In 1988, Eckert was tried for the murder attempt on Claudia. He was then 29 years old. At the end of his judgment, Eckert was found guilty of attempted murder and sentenced to 12 years in prison. While in detention, Eckert received only a few hours of therapy from a psychologist who had heard of his sexual fantasies. But it was concluded that Volker Eckert could be released without problem.

=== Serial killings ===
In July 1994, Eckert was released from prison, after 6 1/2 years of detention. Eckert moved to Hof in Bavaria, and became a truck driver in 1999. He used his truck to attract prostitutes and thus rediscover his "childish fantasy" His victims worked as sex workers in these countries between 2001 and 2006:
- 25 June 2001, Sandra Osifo, a 21-year-old Nigerian sex worker near Chermignac, near the city of Bordeaux in western France
- 9 October 2001, Beatriz Diaz, a 24-year-old sex worker in Maçanet de la Selva, Catalonia, Spain
- 5 September 2004, Ahhiobe Gali, a 25-year-old Ghanaian sex worker in Rezzato, Italy
- 1 March 2005, Mariy Veselova, a 27-year-old Russian sex worker in Figueres, Catalonia, Spain
- 2 October 2006, Agneska Bos, a 28-year-old Polish sex worker at Reims, France
- 2 November 2006, Miglena Petrova, a 20-year-old Bulgarian sex worker in Hostalric, Catalonia, Spain

In most cases, Eckert strangled and photographed them. He kept a journal with the details of the murders. In addition, he cut off the hair.
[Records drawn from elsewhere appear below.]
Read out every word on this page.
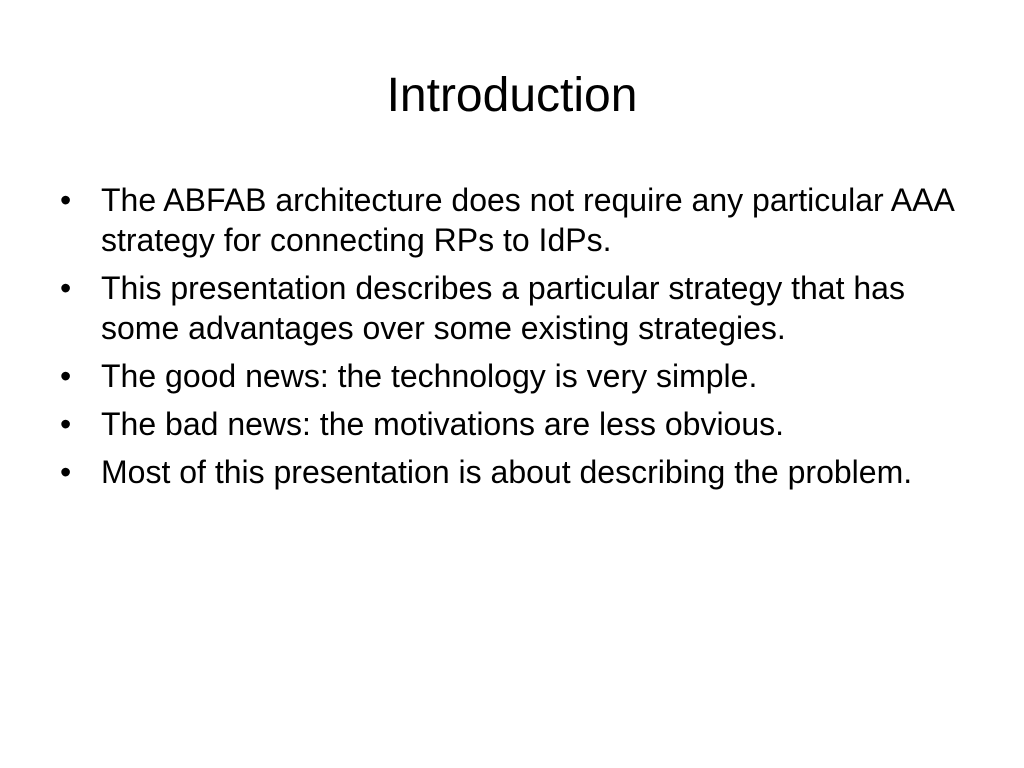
Introduction
• The ABFAB architecture does not require any particular AAA strategy for connecting RPs to IdPs.
• This presentation describes a particular strategy that has some advantages over some existing strategies.
• The good news: the technology is very simple.
• The bad news: the motivations are less obvious.
• Most of this presentation is about describing the problem.
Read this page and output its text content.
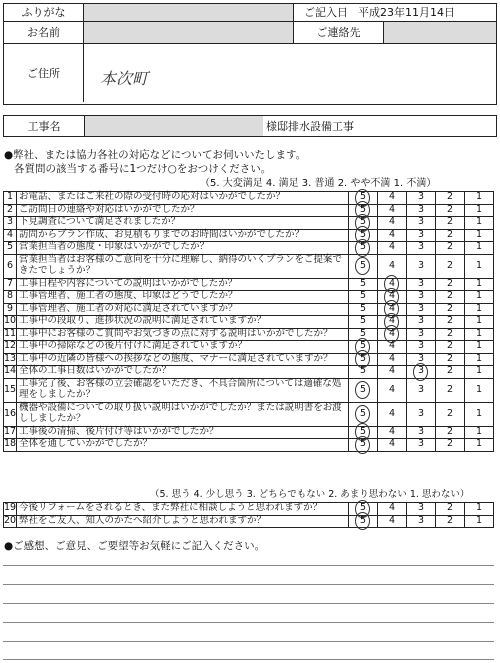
ふりがな	ご記入日 平成23年11月14日
お名前	ご連絡先
ご住所	本次町
工事名	様邸排水設備工事
●弊社、または協力各社の対応などについてお伺いいたします。
各質問の該当する番号に1つだけ○をおつけください。
（5. 大変満足 4. 満足 3. 普通 2. やや不満 1. 不満）
1	お電話、またはご来社の際の受付時の応対はいかがでしたか？	5	4	3	2	1
2	ご訪問日の連絡や対応はいかがでしたか？	5	4	3	2	1
3	下見調査について満足されましたか？	5	4	3	2	1
4	訪問からプラン作成、お見積もりまでのお時間はいかがでしたか？	5	4	3	2	1
5	営業担当者の態度・印象はいかがでしたか？	5	4	3	2	1
6	営業担当者はお客様のご意向を十分に理解し、納得のいくプランをご提案できたでしょうか？	5	4	3	2	1
7	工事日程や内容についての説明はいかがでしたか？	5	4	3	2	1
8	工事管理者、施工者の態度、印象はどうでしたか？	5	4	3	2	1
9	工事管理者、施工者の対応に満足されていますか？	5	4	3	2	1
10	工事中の段取り、進捗状況の説明に満足されていますか？	5	4	3	2	1
11	工事中にお客様のご質問やお気づきの点に対する説明はいかがでしたか？	5	4	3	2	1
12	工事中の掃除などの後片付けに満足されていますか？	5	4	3	2	1
13	工事中の近隣の皆様への挨拶などの態度、マナーに満足されていますか？	5	4	3	2	1
14	全体の工事日数はいかがでしたか？	5	4	3	2	1
15	工事完了後、お客様の立会確認をいただき、不具合箇所については適確な処理をしましたか？	5	4	3	2	1
16	機器や設備についての取り扱い説明はいかがでしたか？または説明書をお渡ししましたか？	5	4	3	2	1
17	工事後の清掃、後片付け等はいかがでしたか？	5	4	3	2	1
18	全体を通していかがでしたか？	5	4	3	2	1
（5. 思う 4. 少し思う 3. どちらでもない 2. あまり思わない 1. 思わない）
19	今後リフォームをされるとき、また弊社に相談しようと思われますか？	5	4	3	2	1
20	弊社をご友人、知人のかたへ紹介しようと思われますか？	5	4	3	2	1
●ご感想、ご意見、ご要望等お気軽にご記入ください。
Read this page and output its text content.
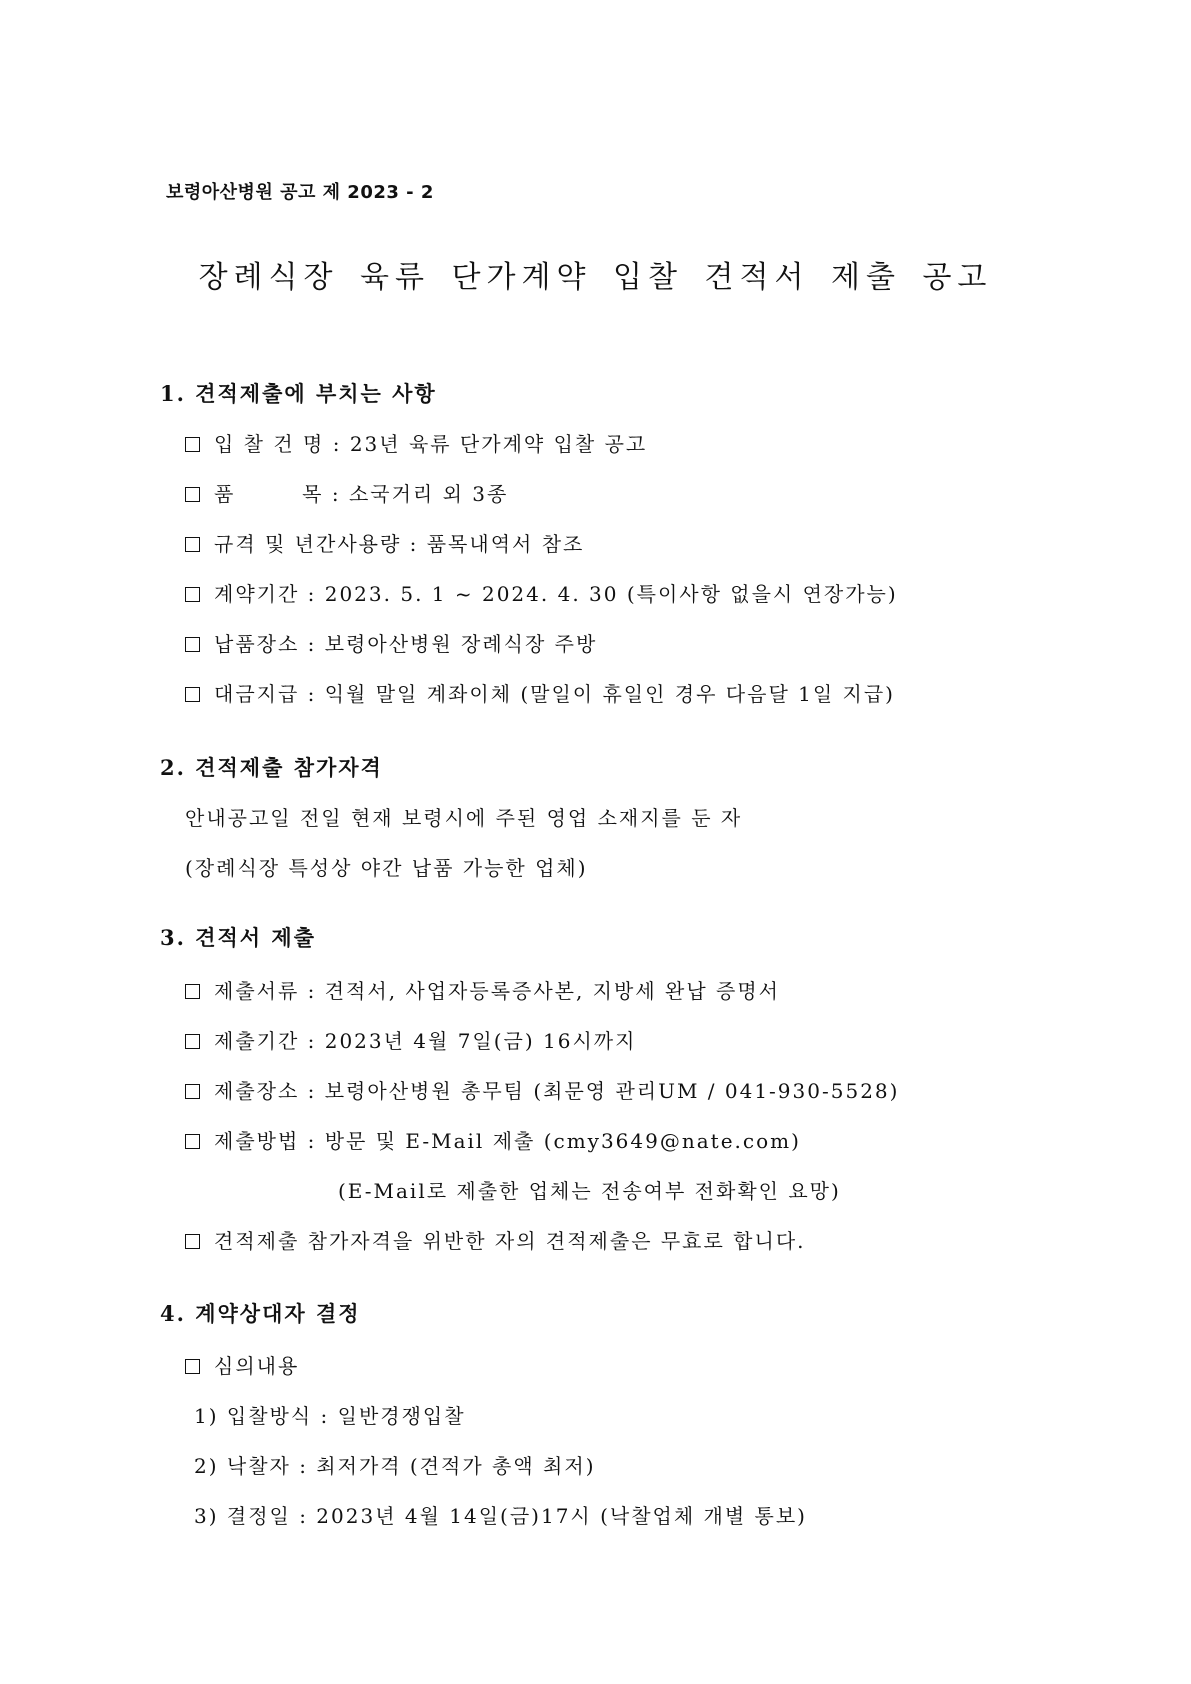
보령아산병원 공고 제 2023 - 2
장례식장 육류 단가계약 입찰 견적서 제출 공고
1. 견적제출에 부치는 사항
입 찰 건 명 : 23년 육류 단가계약 입찰 공고
품        목 : 소국거리 외 3종
규격 및 년간사용량 : 품목내역서 참조
계약기간 : 2023. 5. 1 ~ 2024. 4. 30 (특이사항 없을시 연장가능)
납품장소 : 보령아산병원 장례식장 주방
대금지급 : 익월 말일 계좌이체 (말일이 휴일인 경우 다음달 1일 지급)
2. 견적제출 참가자격
안내공고일 전일 현재 보령시에 주된 영업 소재지를 둔 자
(장례식장 특성상 야간 납품 가능한 업체)
3. 견적서 제출
제출서류 : 견적서, 사업자등록증사본, 지방세 완납 증명서
제출기간 : 2023년 4월 7일(금) 16시까지
제출장소 : 보령아산병원 총무팀 (최문영 관리UM / 041-930-5528)
제출방법 : 방문 및 E-Mail 제출 (cmy3649@nate.com)
(E-Mail로 제출한 업체는 전송여부 전화확인 요망)
견적제출 참가자격을 위반한 자의 견적제출은 무효로 합니다.
4. 계약상대자 결정
심의내용
1) 입찰방식 : 일반경쟁입찰
2) 낙찰자 : 최저가격 (견적가 총액 최저)
3) 결정일 : 2023년 4월 14일(금)17시 (낙찰업체 개별 통보)
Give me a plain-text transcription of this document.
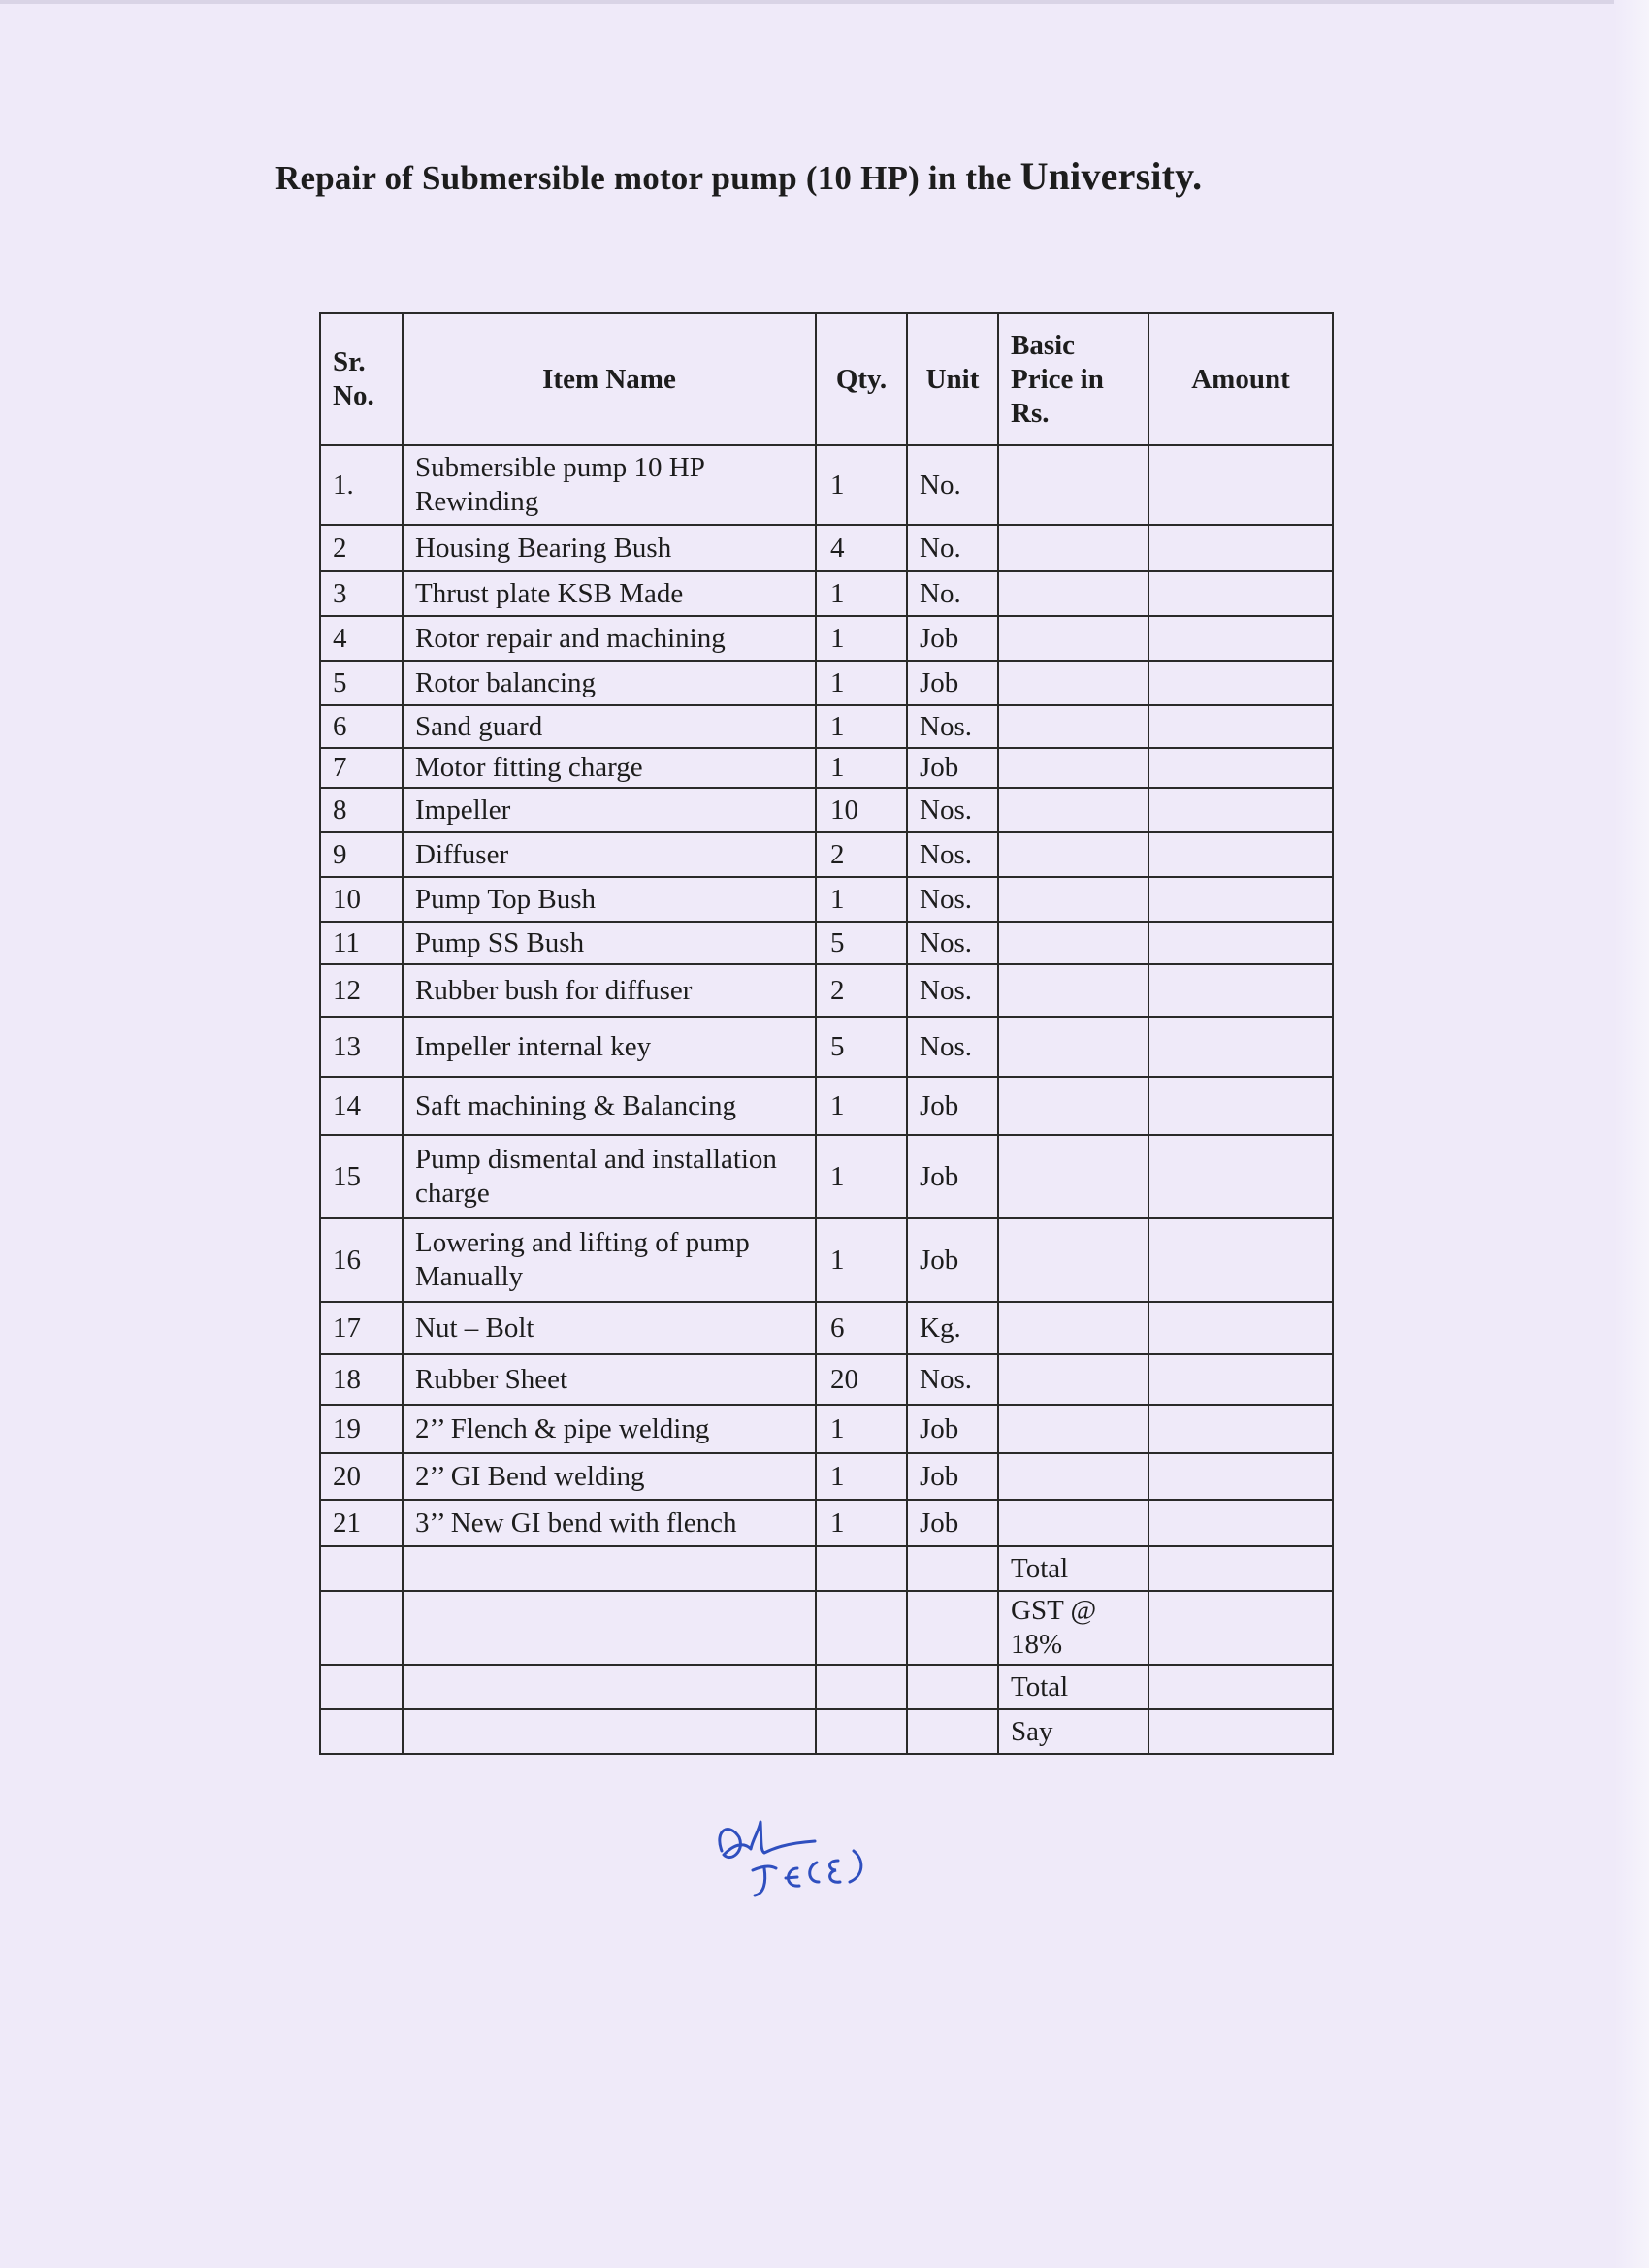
Repair of Submersible motor pump (10 HP) in the University.
Sr. No.	Item Name	Qty.	Unit	Basic Price in Rs.	Amount
1.	Submersible pump 10 HP Rewinding	1	No.		
2	Housing Bearing Bush	4	No.		
3	Thrust plate KSB Made	1	No.		
4	Rotor repair and machining	1	Job		
5	Rotor balancing	1	Job		
6	Sand guard	1	Nos.		
7	Motor fitting charge	1	Job		
8	Impeller	10	Nos.		
9	Diffuser	2	Nos.		
10	Pump Top Bush	1	Nos.		
11	Pump SS Bush	5	Nos.		
12	Rubber bush for diffuser	2	Nos.		
13	Impeller internal key	5	Nos.		
14	Saft machining & Balancing	1	Job		
15	Pump dismental and installation charge	1	Job		
16	Lowering and lifting of pump Manually	1	Job		
17	Nut – Bolt	6	Kg.		
18	Rubber Sheet	20	Nos.		
19	2’’ Flench & pipe welding	1	Job		
20	2’’ GI Bend welding	1	Job		
21	3’’ New GI bend with flench	1	Job		
				Total	
				GST @ 18%	
				Total	
				Say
==== Unconfirmed murders ====
Eckert is believed to have committed at least seven additional murders across Europe, including:
- April 1987, Heike Wunderlich, an 18-year-old student in Plauen, East Germany
- August 2002, Benedicta Edwards, a 23-year-old sex worker from Sierra Leone in Troyes, France
- Four other women, three of them in the Czech Republic and one in France, according to the police in those countries

=== Arrest ===
Following the murder on 2 November 2006, footage caught by a surveillance camera showing Eckert's truck next to the naked corpse of his victim, which was located beside the parking lot, was reported to the Catalan police (Mossos d'Esquadra). Eckert could be identified via the truck, and a few weeks later German police detained him in Wesseling, near Cologne, on 17 November 2006. The police found tufts of hair and pictures of his victims subjected to various tortures in Eckert's truck and in his house. During the interrogations, Eckert acknowledged committing six murders, the five sex workers in France and Spain, and that of his classmate in Germany.

== Death ==
In July 2007, while awaiting trial, Eckert committed suicide on 2 July 2007, in the middle of criminal proceedings against him. He was found dead in his cell in Bayreuth, Bavaria, having hanged himself using a drape as a makeshift noose and tying it around a TV mounting bracket. Eckert had reportedly been distressed because his sister did not visit him for his birthday the day before.

==Media==
Eckert's case was covered in the 3rd episode of World's Most Evil Killers.

His crimes were also theme of the German podcast Verbrechen von Nebenan in episode 98 "Der LKW Killer."

In much more recent years, an image of Eckert was used in various memes, claiming his real name was “Amon Gus”, joking about the video game Among Us.